The entire point of the various ways of performing asynchronous disk I/O using APIs like io_uring is to manage when and where blocking of tasks for I/O occurs. When you know where blocking I/O gets done, you can make it part of your main event loop.
If you don't know when or where blocking occurs (be it on I/O or mutexes or other such things), you're forced to make up for it by increasing the size of your thread pool. But larger thread pools come with a penalty: task switches are expensive! Scheduling is expensive! AVX 512 registers alone are 2KB of state per task, and if a thread hasn't run for a while, you're probably missing on your L1 and L2 caches. That's pure overhead baked into the thread pool architecture that you can entirely avoid by using an event driven architecture.
All the high performance systems I've worked on use event driven architectures -- from various network protocol implementations (protocols like BGP on JunOS, the HA functionality) to high speed (persistent and non-persistent) messaging (at Solace). It just makes everything easier when you're able to keep threads hot on locked to a single core. Bonus: when the system is at maximum load, you remain at pretty much the same number of requests per second rather than degrading as the number of threads ready to run starts increasing and wasting your CPU resources needlessly when you need them most.
It's hard to believe that the event queue architecture I first encountered on an Amiga in the late 1980s when I was just a kid is still worth knowing today.
Relevant: https://db.cs.cmu.edu/papers/2022/cidr2022-p13-crotty.pdf
You're right. O_DIRECT is the endgame, but that's a full engine rewrite for us.
We're trying to stabilize the current architecture first.
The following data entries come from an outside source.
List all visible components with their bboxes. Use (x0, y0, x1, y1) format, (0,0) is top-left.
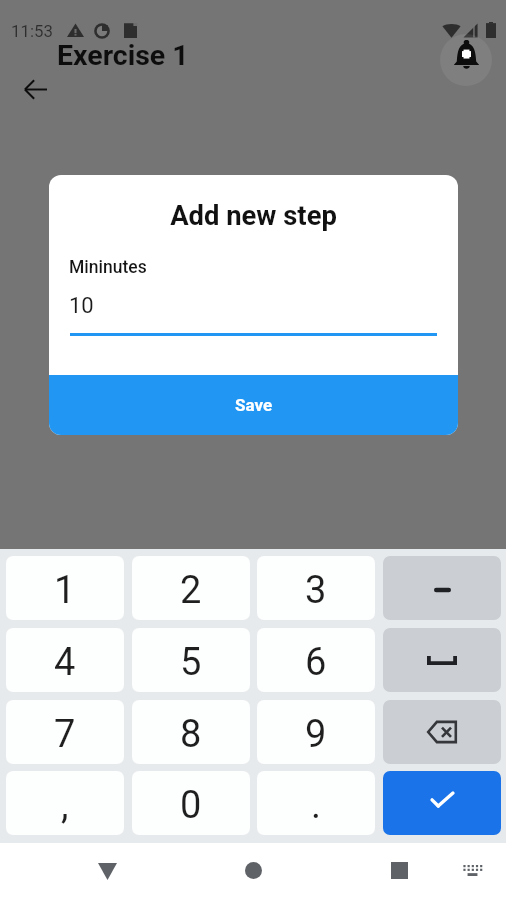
staticText: 5 (180, 640, 202, 685)
button[interactable]: 2 (132, 556, 250, 620)
button[interactable]: Space (383, 628, 501, 692)
button[interactable]: Home (230, 848, 276, 894)
staticText: Mininutes (69, 257, 147, 278)
button[interactable]: 9 (257, 700, 375, 764)
button[interactable]: Back (12, 66, 58, 112)
staticText: , (61, 783, 69, 828)
button[interactable]: Backspace (383, 700, 501, 764)
button[interactable]: . (257, 771, 375, 835)
button[interactable]: Recent apps (376, 848, 422, 894)
button[interactable]: 8 (132, 700, 250, 764)
staticText: 8 (180, 712, 202, 757)
button[interactable]: 1 (6, 556, 124, 620)
staticText: 4 (54, 640, 76, 685)
staticText: 2 (180, 568, 202, 613)
staticText: 10 (69, 293, 94, 319)
staticText: 7 (54, 712, 76, 757)
staticText: 3 (305, 568, 327, 613)
button[interactable]: 4 (6, 628, 124, 692)
staticText: Exercise 1 (57, 39, 189, 72)
button[interactable]: , (6, 771, 124, 835)
button[interactable]: 0 (132, 771, 250, 835)
staticText: 1 (54, 568, 76, 613)
button[interactable]: 5 (132, 628, 250, 692)
button[interactable]: Add reminder (440, 34, 492, 86)
staticText: 6 (305, 640, 327, 685)
button[interactable]: 3 (257, 556, 375, 620)
button[interactable]: Done (383, 771, 501, 835)
button[interactable]: 7 (6, 700, 124, 764)
button[interactable]: Hide keyboard (84, 848, 130, 894)
staticText: . (311, 783, 322, 828)
button[interactable]: 6 (257, 628, 375, 692)
staticText: 0 (180, 783, 202, 828)
staticText: Add new step (49, 200, 458, 232)
staticText: 11:53 (11, 21, 53, 41)
button[interactable]: Switch keyboard (449, 848, 495, 894)
button[interactable]: Save (49, 375, 458, 435)
button[interactable]: Minus (383, 556, 501, 620)
staticText: Save (235, 395, 273, 415)
staticText: 9 (305, 712, 327, 757)
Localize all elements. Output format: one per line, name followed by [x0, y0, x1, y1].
The complexity of hidden page fault blocking is definitely what's killing us, but we have to live with mmap for now.
I am curious -- what is the application and the language it's written in?
There are insanely dirty hacks that you could do to start controlling the fallout of the page faults (like playing games with userfaultfd), but they're unmaintainable in the long term as they introduce a fragility that results in unexpected complexity at the worst possible times (bugs). Rewriting / refactoring is not that hard once one understands the pattern, and I've done that quite a few times. Depending on the language, there may be other options. Doing an mlock() on the memory being used could help, but then it's absolutely necessary to carefully limit how much memory is pinned by such mappings.
Having been a kernel developer for a long time makes it a lot easier to spot what will work well for applications versus what can be considered glass jaws.
There is a database that uses `mmap()` - RavenDB. Their memory accounting is utter horror - they somehow use Commited_AS from /proc/meminfo in their calculations. Their recommendation to avoid OOMs is to have swap twice the size of RAM. Their Jepsen test results are pure comedy.
LMDB uses mmap() as well, but it only supports one process holding the database open at a time. It's also not intended for working sets larger than available RAM.